What is An Emerald Ash Borer?

Emerald Ash Borer (Agrilus Planipennis), is an ash tree killing insect from Asia that was first identified in Ohio in 2003. The pest has since spread from the initial detection near Toledo to all of the counties in the state. Because the EAB has established itself throughout all of Ohio, in July 2011 ODA lifted the quarantine regulations in place for emerald ash borer within the state. Ohio is still inside the Federal quarantine boundary, and the movement of EAB regulated articles cannot exit the quarantine boundaries without Federal permits.

EAB Background

The EAB is a small but destructive exotic beetle from Asia. It was first discovered in July 2002 feeding on ash trees in southeastern Michigan, probably arriving in wooden packing material at a harbor near Detroit. Evidence suggests that the EAB has been established in Michigan for at least ten years. More than 3,000 square miles in southeastern Michigan are infested and more than 6 million ash trees are dead or dying from this pest.

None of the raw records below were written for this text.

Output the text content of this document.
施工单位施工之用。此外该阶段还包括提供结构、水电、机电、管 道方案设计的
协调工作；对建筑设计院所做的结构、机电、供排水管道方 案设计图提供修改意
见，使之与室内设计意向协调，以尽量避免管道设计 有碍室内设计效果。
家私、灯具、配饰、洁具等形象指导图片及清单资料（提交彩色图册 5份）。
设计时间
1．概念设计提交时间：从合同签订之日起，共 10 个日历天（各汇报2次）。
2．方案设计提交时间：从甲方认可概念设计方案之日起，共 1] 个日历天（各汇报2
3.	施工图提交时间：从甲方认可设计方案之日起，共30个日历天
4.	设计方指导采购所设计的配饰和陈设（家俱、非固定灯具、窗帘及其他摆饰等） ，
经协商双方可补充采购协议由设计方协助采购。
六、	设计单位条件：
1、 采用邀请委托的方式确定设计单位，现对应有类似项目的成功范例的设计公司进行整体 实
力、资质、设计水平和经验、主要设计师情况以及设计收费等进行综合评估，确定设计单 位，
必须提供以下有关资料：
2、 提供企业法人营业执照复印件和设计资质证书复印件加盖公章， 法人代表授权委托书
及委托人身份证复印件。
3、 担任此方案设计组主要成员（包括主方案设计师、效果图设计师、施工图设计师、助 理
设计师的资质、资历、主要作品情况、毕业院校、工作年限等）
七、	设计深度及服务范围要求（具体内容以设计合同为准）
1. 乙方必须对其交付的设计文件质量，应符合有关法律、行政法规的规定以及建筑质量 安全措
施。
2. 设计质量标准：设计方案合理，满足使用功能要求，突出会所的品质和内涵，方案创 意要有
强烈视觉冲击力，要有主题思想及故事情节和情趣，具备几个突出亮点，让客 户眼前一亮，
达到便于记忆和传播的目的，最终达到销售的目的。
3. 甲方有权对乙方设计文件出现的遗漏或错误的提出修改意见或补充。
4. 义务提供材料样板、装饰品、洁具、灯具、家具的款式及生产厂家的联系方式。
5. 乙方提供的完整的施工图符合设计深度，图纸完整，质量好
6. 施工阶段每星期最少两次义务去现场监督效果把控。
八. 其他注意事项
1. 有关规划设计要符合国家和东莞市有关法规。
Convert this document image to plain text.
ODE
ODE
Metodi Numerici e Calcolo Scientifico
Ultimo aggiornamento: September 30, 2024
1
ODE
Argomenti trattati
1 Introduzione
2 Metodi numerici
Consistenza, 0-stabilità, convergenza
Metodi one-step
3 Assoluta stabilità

Metallic green in color, EAB adults measure 1/2 inch in length and 1/8 wide. The average adult beetle can easily fit on a penny. Adult beetles lay eggs in the bark of any ash species (White, Green, Black, Blue), and after hatching, larvae feed in the cambium between the bark and wood. Larval feeding results in galleries that eventually girdle and kill branches and entire trees.

EAB was identified in Ohio in February 2003. Since then, it has moved progressively across the state, and on October 3, 2006 the Ohio Department of Agriculture (ODA) confirmed the presence of EAB in Cuyahoga County. Subsequently, ODA placed the county under EAB quarantine prohibiting the movement of harvested ash wood products, including firewood, from quarantined counties into non-quarantined counties. The Ohio Department of Agriculture EAB web page has up to date information and distribution maps concerning EAB in Ohio. For a national perspective on EAB, click here for information and links to many other web sites concerning this destructive pest. The USDA Animal and Plant Health Inspection Services have additional information about EAB and the quarantine.

Firewood Alert

The key factor contributing to the spread of EAB is the movement of infested firewood. 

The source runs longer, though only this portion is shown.